MANILA,  October 13, 2004
By Marichu Villanueva - Journalists in RP an endangered species, Arroyo says.

If Filipino journalists are an "endangered species," at least they can take comfort they won’t go the way of the dinosaur.

President Arroyo was a no-show at the "Gridiron Night" held Monday at the Manila Hotel. But that didn’t stop her from delivering her response to the roasting she got from members of the National Press Club (NPC), organizers of the annual affair intended to poke fun at the failings, imagined or otherwise, of the nation’s top public officials.

Mrs. Arroyo sent Press Secretary Ignacio Bunye to deliver her speech and represent her in the P5,000 a plate fund-raising dinner where government and private offices were asked to sponsor a table of as many as 10 people.

"I just could not believe what I heard about our newsmen being an endangered species. For as long as they can keep their sense of humor, I firmly believe that they will not only survive but will outlive even the ancient crocodile," she said.

Presidential appointments secretary Marilou Frostrom said "conflict of schedule" prevented Mrs. Arroyo from attending the Gridiron.

But other Palace sources intimated to The STAR that Mrs. Arroyo snubbed the affair for the first time because of her displeasure over the failure of the NPC to account for the pair of P1-million donations she gave in 2002 and in 2003 to facilitate its financial rehabilitation.

The NPC had twice postponed the Gridiron because of Mrs. Arroyo’s unavailability as the affair’s traditional guest of honor.

In the speech Bunye read, Mrs. Arroyo lamented that her relations with the press during her first 100 days in office were "short of being a honeymoon."

"The first 100 days of my administration have come and gone, but I have to remind you before this night is over, that we have yet to have our honeymoon," she said.

Traditionally, the press gives each president a "honeymoon" period where criticism is toned down to give her a "window" to put her new government in order.

While she insisted that she had no "quarrel" with the press, Mrs. Arroyo renewed her appeal for vigilance against "self-serving interests" that try to "mislead the people with lies dressed as legitimate news."
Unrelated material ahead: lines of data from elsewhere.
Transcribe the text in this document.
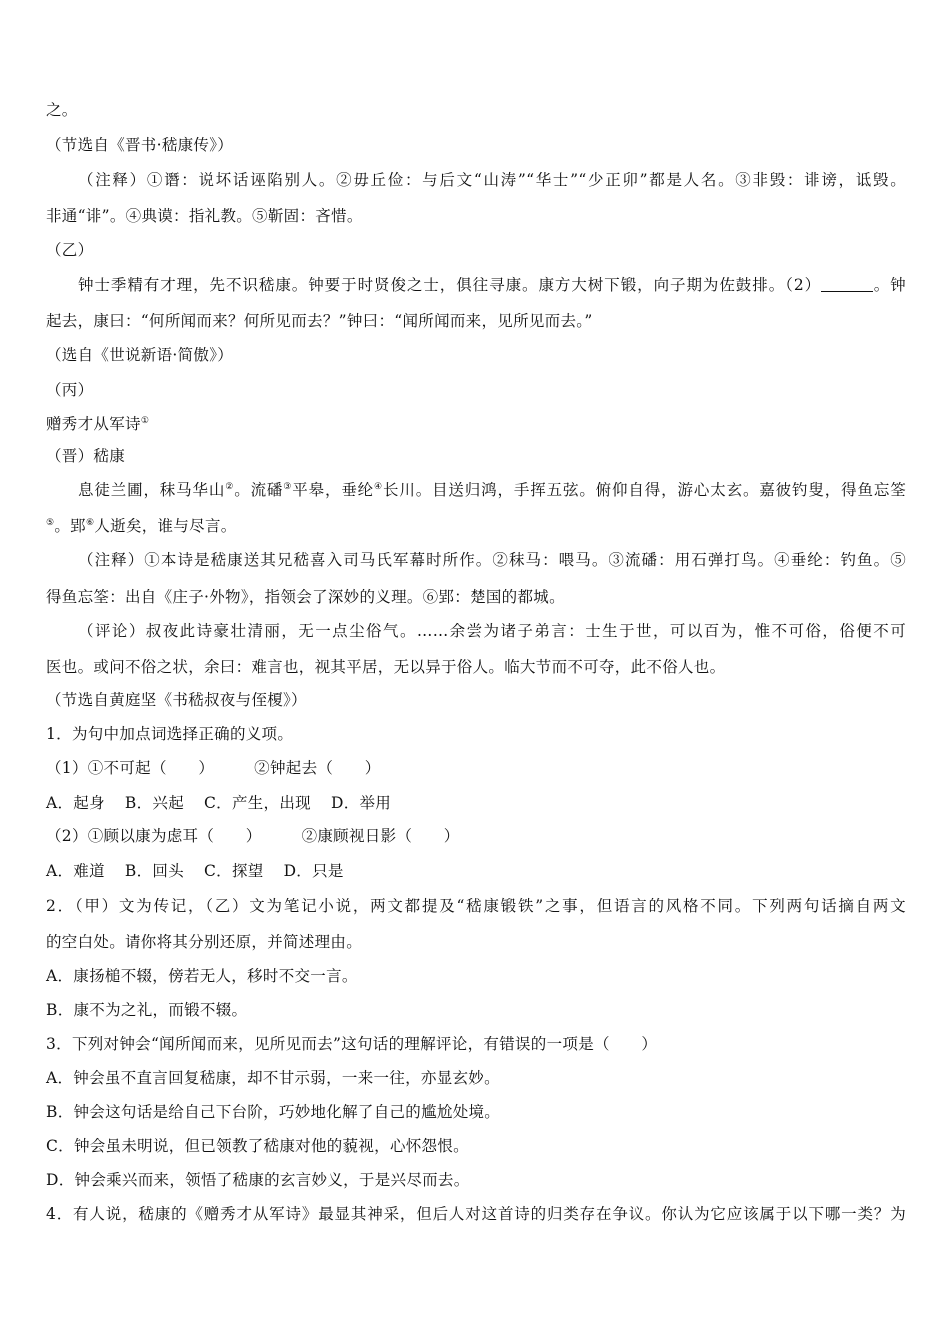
之。
（节选自《晋书·嵇康传》）
（注释）①谮：说坏话诬陷别人。②毋丘俭：与后文“山涛”“华士”“少正卯”都是人名。③非毁：诽谤，诋毁。
非通“诽”。④典谟：指礼教。⑤靳固：吝惜。
（乙）
钟士季精有才理，先不识嵇康。钟要于时贤俊之士，俱往寻康。康方大树下锻，向子期为佐鼓排。（2）	。钟
起去，康曰：“何所闻而来？何所见而去？”钟曰：“闻所闻而来，见所见而去。”
（选自《世说新语·简傲》）
（丙）
赠秀才从军诗①
（晋）嵇康
息徒兰圃，秣马华山②。流磻③平皋，垂纶④长川。目送归鸿，手挥五弦。俯仰自得，游心太玄。嘉彼钓叟，得鱼忘筌
⑤。郢⑥人逝矣，谁与尽言。
（注释）①本诗是嵇康送其兄嵇喜入司马氏军幕时所作。②秣马：喂马。③流磻：用石弹打鸟。④垂纶：钓鱼。⑤
得鱼忘筌：出自《庄子·外物》，指领会了深妙的义理。⑥郢：楚国的都城。
（评论）叔夜此诗豪壮清丽，无一点尘俗气。……余尝为诸子弟言：士生于世，可以百为，惟不可俗，俗便不可
医也。或问不俗之状，余曰：难言也，视其平居，无以异于俗人。临大节而不可夺，此不俗人也。
（节选自黄庭坚《书嵇叔夜与侄榎》）
1．为句中加点词选择正确的义项。
（1）①不可起（　　）	②钟起去（　　）
A．起身 B．兴起 C．产生，出现 D．举用
（2）①顾以康为虑耳（　　）	②康顾视日影（　　）
A．难道 B．回头 C．探望 D．只是
2．（甲）文为传记，（乙）文为笔记小说，两文都提及“嵇康锻铁”之事，但语言的风格不同。下列两句话摘自两文
的空白处。请你将其分别还原，并简述理由。
A．康扬槌不辍，傍若无人，移时不交一言。
B．康不为之礼，而锻不辍。
3．下列对钟会“闻所闻而来，见所见而去”这句话的理解评论，有错误的一项是（　　）
A．钟会虽不直言回复嵇康，却不甘示弱，一来一往，亦显玄妙。
B．钟会这句话是给自己下台阶，巧妙地化解了自己的尴尬处境。
C．钟会虽未明说，但已领教了嵇康对他的藐视，心怀怨恨。
D．钟会乘兴而来，领悟了嵇康的玄言妙义，于是兴尽而去。
4．有人说，嵇康的《赠秀才从军诗》最显其神采，但后人对这首诗的归类存在争议。你认为它应该属于以下哪一类？为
Titled "OPM (Oh Promise Me)," this year’s Gridiron was a take-off on the May 10 presidential elections. It was directed by Jake de Asis from a script written by Henry Lopez, head writer of the "Wow Mali" comedy show of ABC-Channel 5.

Former reporter, now public relations practitioner Annie Laborte led a cast of acting wannabees from the press in her role as "President Arroyo."

The one-hour show started with a chorus singing the children’s nursery rhyme "Ten Little Indians" in spoof of the "10-point legacy" agenda Mrs. Arroyo promised to implement under her new term.

"I maybe maliit (small), but I’m not Indyan," Laborte’s character sang in the number.

In Tagalog, the word "indyan" is slang for a person who fails to show up for an appointment, a possible reference to Mrs. Arroyo non-appearance at the Gridiron.

Since she took office in January 2001, Mrs. Arroyo and her husband Jose Miguel Arroyo had yet to miss the roasting by irreverent journalists who would spoof in song and dance the most controversial personalities and issues of the day.

While known for her public displays of temper, Mrs. Arroyo had gamely sat through past programs despite the biting and sometimes personal attacks on her and members of her family.

One former president, Fidel Ramos did make an appearance as one of the guests who joined Bunye at the presidential table, along with NPC officials led by president Antonio Antonio.

The only other president who stood up a Gridiron Night was former President Joseph Estrada, who in 1999 sent then press secretary Rodolfo Reyes to represent him. Estrada justified his absence on his sympathy for the striking employees of the Manila Hotel, the venue of the NPC affair.